James Coupe said of his new role at the RCA: “Whether we think about new image circulation practices via social media and the Internet, or synthetically generated images using AI and Deepfakes, photography and image-making is at the core of how we experience and understand our world today. For artists this is an opportunity to develop experimental work that can dissolve seemingly fixed cultural hegemonies into new, more equitable configurations and possibilities. I feel privileged to take on this role at the RCA at such a crucial moment. I am looking forward to supporting the outstanding staff and students in the Photography programme, as well as developing new interdisciplinary collaborations across the College.”
Professor Ken Neil, Dean of the School of Arts & Humanities, commented: "We are very pleased and excited to welcome James to the RCA. As we build on the long-standing reputation of Photography in the School, James brings tremendous experience from his leading work for DXARTS in Seattle and from his practice as an artist.”

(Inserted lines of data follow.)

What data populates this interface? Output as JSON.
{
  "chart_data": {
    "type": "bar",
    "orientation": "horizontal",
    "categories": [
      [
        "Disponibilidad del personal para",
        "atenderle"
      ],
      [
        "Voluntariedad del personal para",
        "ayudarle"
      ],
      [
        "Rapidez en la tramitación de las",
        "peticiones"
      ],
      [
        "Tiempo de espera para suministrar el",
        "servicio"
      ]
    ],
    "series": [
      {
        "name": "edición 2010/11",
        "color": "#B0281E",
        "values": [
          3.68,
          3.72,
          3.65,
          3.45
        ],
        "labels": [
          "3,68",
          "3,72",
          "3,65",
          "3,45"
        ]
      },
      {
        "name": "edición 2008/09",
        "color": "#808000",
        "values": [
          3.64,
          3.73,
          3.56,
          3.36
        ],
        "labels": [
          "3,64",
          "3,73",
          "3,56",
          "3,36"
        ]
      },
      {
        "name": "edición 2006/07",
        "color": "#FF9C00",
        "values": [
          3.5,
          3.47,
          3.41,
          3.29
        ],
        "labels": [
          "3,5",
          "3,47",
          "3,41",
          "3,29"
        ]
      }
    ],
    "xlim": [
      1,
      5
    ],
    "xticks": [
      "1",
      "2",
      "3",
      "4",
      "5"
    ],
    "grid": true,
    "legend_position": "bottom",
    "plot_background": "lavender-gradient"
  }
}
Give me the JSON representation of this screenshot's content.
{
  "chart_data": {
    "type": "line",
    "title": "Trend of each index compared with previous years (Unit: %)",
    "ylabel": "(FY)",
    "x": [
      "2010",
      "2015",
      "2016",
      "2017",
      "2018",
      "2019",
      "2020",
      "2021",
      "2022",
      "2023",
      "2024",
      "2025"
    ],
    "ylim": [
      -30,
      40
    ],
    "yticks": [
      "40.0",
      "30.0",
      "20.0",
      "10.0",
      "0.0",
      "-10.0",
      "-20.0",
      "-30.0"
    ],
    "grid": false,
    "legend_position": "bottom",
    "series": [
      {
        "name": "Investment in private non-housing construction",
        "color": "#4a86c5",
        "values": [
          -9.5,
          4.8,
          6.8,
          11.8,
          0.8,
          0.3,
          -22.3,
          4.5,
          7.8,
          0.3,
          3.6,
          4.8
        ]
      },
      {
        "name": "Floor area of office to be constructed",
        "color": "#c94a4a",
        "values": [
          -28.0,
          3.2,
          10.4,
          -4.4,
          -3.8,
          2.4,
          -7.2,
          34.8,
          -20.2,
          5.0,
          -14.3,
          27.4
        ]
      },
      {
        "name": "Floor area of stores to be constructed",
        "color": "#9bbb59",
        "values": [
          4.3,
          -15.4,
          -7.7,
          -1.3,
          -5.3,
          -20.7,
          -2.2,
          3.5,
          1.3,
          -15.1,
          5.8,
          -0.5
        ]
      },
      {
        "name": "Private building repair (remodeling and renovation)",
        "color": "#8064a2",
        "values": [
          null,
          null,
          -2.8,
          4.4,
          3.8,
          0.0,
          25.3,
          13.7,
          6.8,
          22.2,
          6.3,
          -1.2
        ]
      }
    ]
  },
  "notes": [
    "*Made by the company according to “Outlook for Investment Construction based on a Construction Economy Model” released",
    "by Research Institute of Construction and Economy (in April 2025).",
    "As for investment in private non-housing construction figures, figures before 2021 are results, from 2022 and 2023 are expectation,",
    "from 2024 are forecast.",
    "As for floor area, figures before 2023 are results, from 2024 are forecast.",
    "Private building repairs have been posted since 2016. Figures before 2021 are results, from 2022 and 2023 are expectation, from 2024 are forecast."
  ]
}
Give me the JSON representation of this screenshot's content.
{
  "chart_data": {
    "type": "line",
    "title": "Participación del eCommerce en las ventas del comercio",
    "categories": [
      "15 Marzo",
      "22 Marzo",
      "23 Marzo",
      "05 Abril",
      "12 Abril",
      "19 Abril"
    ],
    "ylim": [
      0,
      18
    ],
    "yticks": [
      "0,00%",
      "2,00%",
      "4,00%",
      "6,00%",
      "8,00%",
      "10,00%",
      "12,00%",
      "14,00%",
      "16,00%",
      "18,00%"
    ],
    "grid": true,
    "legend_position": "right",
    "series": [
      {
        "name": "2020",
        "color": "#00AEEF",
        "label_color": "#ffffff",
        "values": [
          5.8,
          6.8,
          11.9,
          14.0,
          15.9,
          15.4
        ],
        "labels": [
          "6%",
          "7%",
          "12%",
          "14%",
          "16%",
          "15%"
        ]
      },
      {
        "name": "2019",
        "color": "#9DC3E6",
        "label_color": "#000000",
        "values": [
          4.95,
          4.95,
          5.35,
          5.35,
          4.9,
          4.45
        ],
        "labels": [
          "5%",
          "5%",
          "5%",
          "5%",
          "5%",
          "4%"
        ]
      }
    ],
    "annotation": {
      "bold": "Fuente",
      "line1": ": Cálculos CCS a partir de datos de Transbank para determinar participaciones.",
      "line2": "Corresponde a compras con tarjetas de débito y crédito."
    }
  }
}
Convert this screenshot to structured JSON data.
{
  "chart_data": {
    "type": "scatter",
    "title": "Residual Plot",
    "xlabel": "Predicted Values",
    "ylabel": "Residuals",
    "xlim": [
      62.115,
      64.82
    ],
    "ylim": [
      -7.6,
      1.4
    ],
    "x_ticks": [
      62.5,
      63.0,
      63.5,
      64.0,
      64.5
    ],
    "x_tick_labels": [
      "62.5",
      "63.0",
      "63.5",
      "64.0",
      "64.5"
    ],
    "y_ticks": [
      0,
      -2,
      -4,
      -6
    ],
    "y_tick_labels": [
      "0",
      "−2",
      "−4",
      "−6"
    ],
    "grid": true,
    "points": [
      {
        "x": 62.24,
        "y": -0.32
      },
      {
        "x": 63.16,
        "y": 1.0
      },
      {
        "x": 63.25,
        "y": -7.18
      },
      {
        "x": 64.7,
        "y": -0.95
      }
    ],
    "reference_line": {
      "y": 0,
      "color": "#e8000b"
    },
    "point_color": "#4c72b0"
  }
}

Commenting on the appointment, Professor Naren Barfield, RCA Deputy Vice-Chancellor, said: “I am delighted to be welcoming James Coupe to the RCA as our new Head of Photography. James brings an acute awareness and engagement with debates and practices around contemporary image-making in the context of technology and society, and will lead the Photography programme and its outstanding students and staff in interrogating these issues.”